Opponents of assisted suicide may also argue on the point of causality.  In the case of withdrawal of care, it is the disease, or nature, that kills the patient.  In the case of assisted suicide, death is man-made.  Hence, the former is permissible, while the latter should be banned.

The argument from causality is more convincing but not without difficulties.  Gorsuch reports that in the case of Vacco versus Quill, a federal appellate court rejected it unanimously with a short litany:

[there is] nothing natural about causing death by means other than the original illness or its complications.  The withdrawal of nutrition brings on death by starvation, the withdrawal of hydration brings on death by dehydration, and the withdrawal of ventilation brings about respiratory failure…It certainly cannot be said that the death that immediately ensues is the natural result of the progression of the disease or the condition from which the patient suffers.

The U.S. Supreme Court ultimately disagreed with the appellate court and argued in favor of the distinction between “letting die” and killing, but note the false parallel in the appellate court’s argument:  Withdrawal of the ventilator unmasks an existing ventilators failure. It does not bring it on. Withdrawal of food or water, however, does bring on starvation or dehydration and, from the perspective of causality, would be responsible for the death of a patient, particularly if the patient is otherwise assimilating the food and water without difficulty.  Nevertheless, arguments from causality are likely to remain murky to the modern mind, so long as causality continues to be considered strictly in mechanistic terms.

The most convincing line of argument against the equivalence made between withdrawal of care and assisted suicide, then, is the one pertaining to intent. In withdrawing care, one may foresee but need not intend the patient’s death. In assisted suicide or euthanasia, death is always intended.

As Gorsuch and the Supreme Court explained, the intent behind an action is germane to the how the law deals with certain actions. Criminal law almost always takes intent into account. (Civil law, on the other hand, is less consistent in that regard.)

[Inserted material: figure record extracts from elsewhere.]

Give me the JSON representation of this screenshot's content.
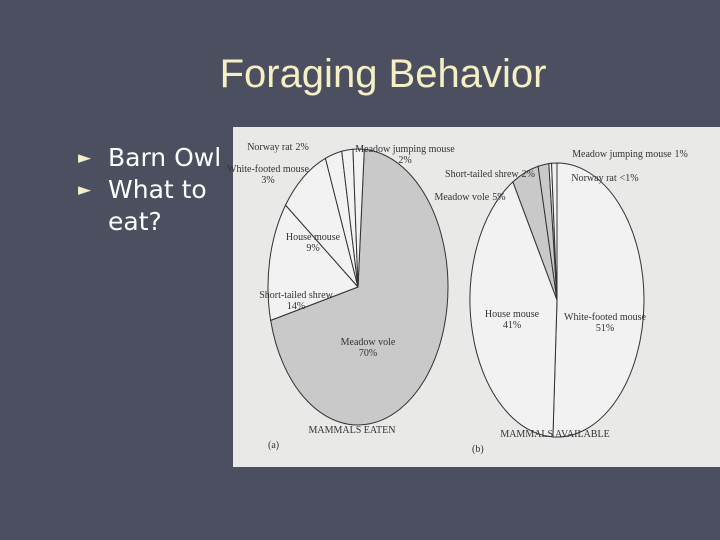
{
  "slide": {
    "title": "Foraging Behavior",
    "bullets": [
      "Barn Owl",
      "What to eat?"
    ]
  },
  "chart_data": [
    {
      "type": "pie",
      "panel": "(a)",
      "caption": "MAMMALS EATEN",
      "categories": [
        "Meadow vole",
        "Short-tailed shrew",
        "House mouse",
        "White-footed mouse",
        "Norway rat",
        "Meadow jumping mouse"
      ],
      "values": [
        70,
        14,
        9,
        3,
        2,
        2
      ],
      "value_labels": [
        "70%",
        "14%",
        "9%",
        "3%",
        "2%",
        "2%"
      ],
      "colors": [
        "#c9c9c9",
        "#f2f2f2",
        "#f2f2f2",
        "#f2f2f2",
        "#f2f2f2",
        "#f2f2f2"
      ]
    },
    {
      "type": "pie",
      "panel": "(b)",
      "caption": "MAMMALS AVAILABLE",
      "categories": [
        "White-footed mouse",
        "House mouse",
        "Meadow vole",
        "Short-tailed shrew",
        "Norway rat",
        "Meadow jumping mouse"
      ],
      "values": [
        51,
        41,
        5,
        2,
        0.5,
        1
      ],
      "value_labels": [
        "51%",
        "41%",
        "5%",
        "2%",
        "<1%",
        "1%"
      ],
      "colors": [
        "#f2f2f2",
        "#f2f2f2",
        "#c9c9c9",
        "#c9c9c9",
        "#f2f2f2",
        "#f2f2f2"
      ]
    }
  ]
}
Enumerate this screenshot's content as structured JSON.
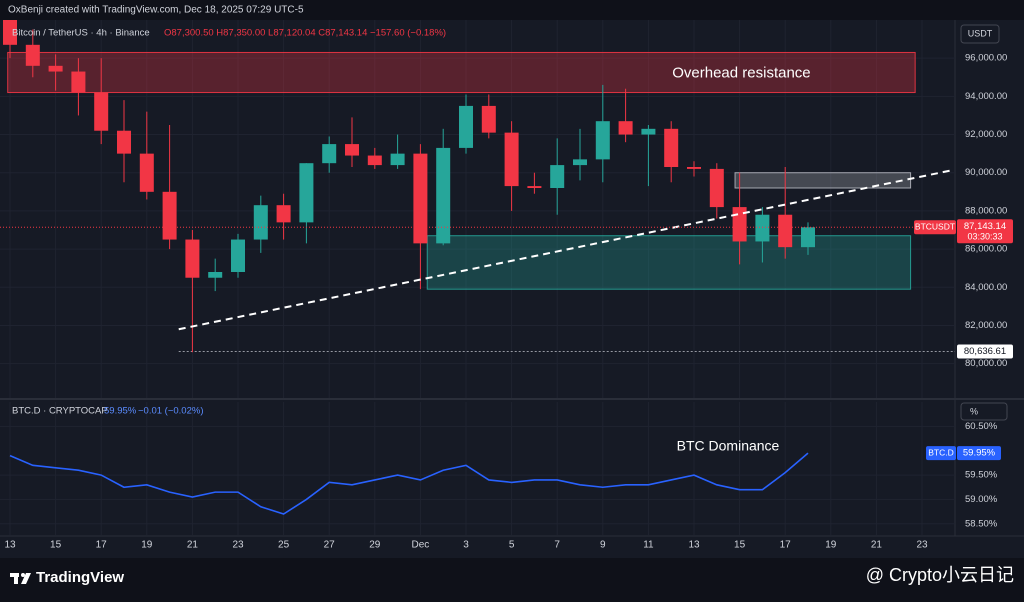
{
  "header": {
    "credit": "OxBenji created with TradingView.com, Dec 18, 2025 07:29 UTC-5"
  },
  "footer": {
    "brand": "TradingView",
    "watermark": "@ Crypto小云日记"
  },
  "chart_data": [
    {
      "type": "candlestick",
      "legend": "Bitcoin / TetherUS · 4h · Binance",
      "ohlc_text": "O87,300.50 H87,350.00 L87,120.04 C87,143.14 −157.60 (−0.18%)",
      "currency": "USDT",
      "symbol": "BTCUSDT",
      "last_label": "87,143.14",
      "countdown": "03:30:33",
      "up_color": "#26a69a",
      "down_color": "#f23645",
      "categories": [
        "13",
        null,
        "15",
        null,
        "17",
        null,
        "19",
        null,
        "21",
        null,
        "23",
        null,
        "25",
        null,
        "27",
        null,
        "29",
        null,
        "Dec",
        null,
        "3",
        null,
        "5",
        null,
        "7",
        null,
        "9",
        null,
        "11",
        null,
        "13",
        null,
        "15",
        null,
        "17",
        null,
        "19",
        null,
        "21",
        null,
        "23"
      ],
      "open": [
        98500,
        96700,
        95600,
        95300,
        94200,
        92200,
        91000,
        89000,
        86500,
        84500,
        84800,
        86500,
        88300,
        87400,
        90500,
        91500,
        90900,
        90400,
        91000,
        86300,
        91300,
        93500,
        92100,
        89300,
        89200,
        90400,
        90700,
        92700,
        92000,
        92300,
        90300,
        90200,
        88200,
        86400,
        87800,
        86100,
        null,
        null,
        null,
        null,
        null
      ],
      "high": [
        99000,
        97500,
        96200,
        96000,
        96000,
        93800,
        93200,
        92500,
        87000,
        85500,
        86800,
        88800,
        88900,
        90500,
        91900,
        92900,
        91300,
        92000,
        91500,
        92300,
        94100,
        94100,
        92700,
        90000,
        91800,
        92300,
        94600,
        94400,
        92500,
        92700,
        90600,
        90500,
        90000,
        88200,
        90300,
        87400,
        null,
        null,
        null,
        null,
        null
      ],
      "low": [
        96000,
        95000,
        94300,
        93000,
        91500,
        89500,
        88600,
        86000,
        80600,
        83800,
        84500,
        85800,
        86500,
        86300,
        90000,
        90300,
        90200,
        90200,
        83900,
        86200,
        91000,
        91800,
        88000,
        88900,
        87800,
        89600,
        89500,
        91600,
        89300,
        89500,
        89800,
        87600,
        85200,
        85300,
        85500,
        85700,
        null,
        null,
        null,
        null,
        null
      ],
      "close": [
        96700,
        95600,
        95300,
        94200,
        92200,
        91000,
        89000,
        86500,
        84500,
        84800,
        86500,
        88300,
        87400,
        90500,
        91500,
        90900,
        90400,
        91000,
        86300,
        91300,
        93500,
        92100,
        89300,
        89200,
        90400,
        90700,
        92700,
        92000,
        92300,
        90300,
        90200,
        88200,
        86400,
        87800,
        86100,
        87143.14,
        null,
        null,
        null,
        null,
        null
      ],
      "ylim": [
        78200,
        98000
      ],
      "yticks": [
        {
          "value": 80000,
          "label": "80,000.00"
        },
        {
          "value": 82000,
          "label": "82,000.00"
        },
        {
          "value": 84000,
          "label": "84,000.00"
        },
        {
          "value": 86000,
          "label": "86,000.00"
        },
        {
          "value": 88000,
          "label": "88,000.00"
        },
        {
          "value": 90000,
          "label": "90,000.00"
        },
        {
          "value": 92000,
          "label": "92,000.00"
        },
        {
          "value": 94000,
          "label": "94,000.00"
        },
        {
          "value": 96000,
          "label": "96,000.00"
        }
      ],
      "zones": [
        {
          "label": "Overhead resistance",
          "from": -0.1,
          "to": 39.7,
          "ylim": [
            94200,
            96300
          ],
          "color": "#f23645"
        },
        {
          "from": 18.3,
          "to": 39.5,
          "ylim": [
            83900,
            86700
          ],
          "color": "#26a69a"
        },
        {
          "from": 31.8,
          "to": 39.5,
          "ylim": [
            89200,
            90000
          ],
          "color": "#b2b5be"
        }
      ],
      "trendline": {
        "from": [
          7.4,
          81800
        ],
        "to": [
          41.4,
          90150
        ]
      },
      "low_line": {
        "value": 80636.61,
        "label": "80,636.61",
        "from": 7.4
      }
    },
    {
      "type": "line",
      "legend": "BTC.D · CRYPTOCAP",
      "legend_value": "59.95%",
      "legend_change": "−0.01 (−0.02%)",
      "annotation": "BTC Dominance",
      "unit": "%",
      "symbol": "BTC.D",
      "last_label": "59.95%",
      "color": "#2962ff",
      "values": [
        59.9,
        59.7,
        59.65,
        59.6,
        59.5,
        59.25,
        59.3,
        59.15,
        59.05,
        59.15,
        59.15,
        58.85,
        58.7,
        59.0,
        59.35,
        59.3,
        59.4,
        59.5,
        59.4,
        59.6,
        59.7,
        59.4,
        59.35,
        59.4,
        59.4,
        59.3,
        59.25,
        59.3,
        59.3,
        59.4,
        59.5,
        59.3,
        59.2,
        59.2,
        59.55,
        59.95,
        null,
        null,
        null,
        null,
        null
      ],
      "ylim": [
        58.27,
        61.0
      ],
      "yticks": [
        {
          "value": 58.5,
          "label": "58.50%"
        },
        {
          "value": 59,
          "label": "59.00%"
        },
        {
          "value": 59.5,
          "label": "59.50%"
        },
        {
          "value": 60.5,
          "label": "60.50%"
        }
      ]
    }
  ]
}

The distinction between intent and foresight forms the basis of the doctrine of double effect: an action may be permissible even if one can foresee that it will have harmful effects, so long as the harmful effects are unintended, and so long as the intended (good) effects are in “reasonable proportion” to the foreseeable (harmful) effects.

In his book, Gorsuch does a nice of job of showing how the doctrine of double effect informs much of American and Western legal practice. He also details arguments raised against this doctrine, but shows that even the utilitarians are inconsistent in their attacks against it.  Gorsuch ultimately opines in favor of the doctrine of double effect — correctly in my view.  In sum, one may not plausibly argue that because the withdrawal of care is permissible under its usual circumstances (when one does not intend the death of the patient), that assisted suicide should be permissible.

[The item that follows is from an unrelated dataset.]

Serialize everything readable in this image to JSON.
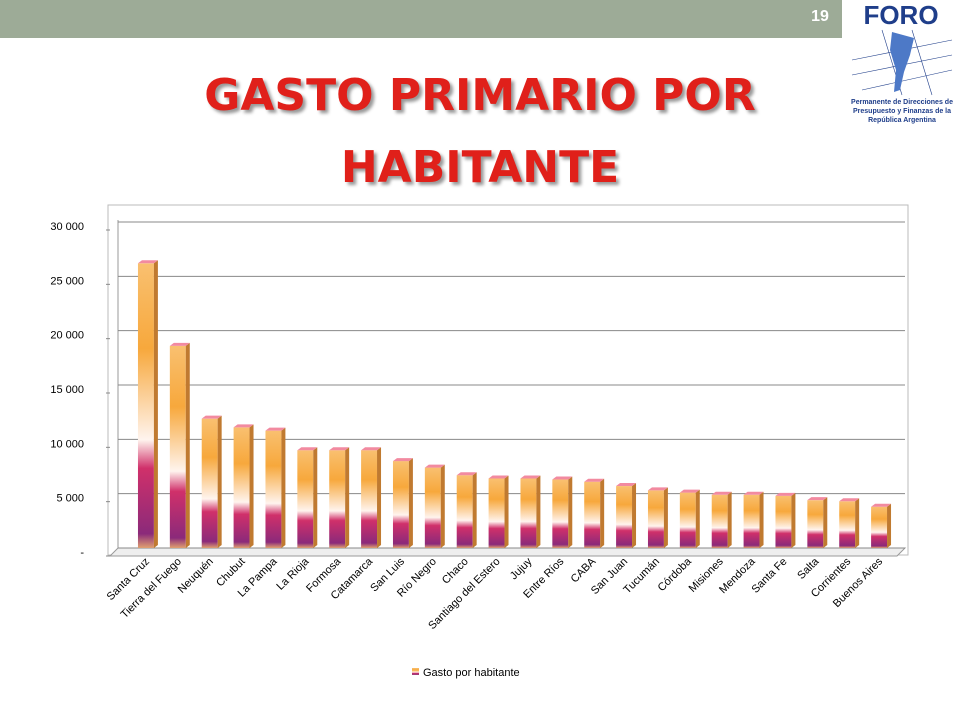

In the case of Charlie Gard, however, Malik is correct in drawing the parallel:  The State intends Charlie Gard to die (on the argument that his alleged suffering is “needless” and he should “die with dignity”).  It is therefore inconsistent for the UK to condemn the child, yet deny the patient with advanced neurological disease access to assisted suicide to limit his suffering.  The correct stance for justice, however, is not to consistently intend the death of the weak and disabled under the false argument of compassion or dignity, but to consistently say no to the culture of death.

Michel Accad is a cardiologist and founder, Athletic Heart of San Francisco. He blogs at Alert & Oriented.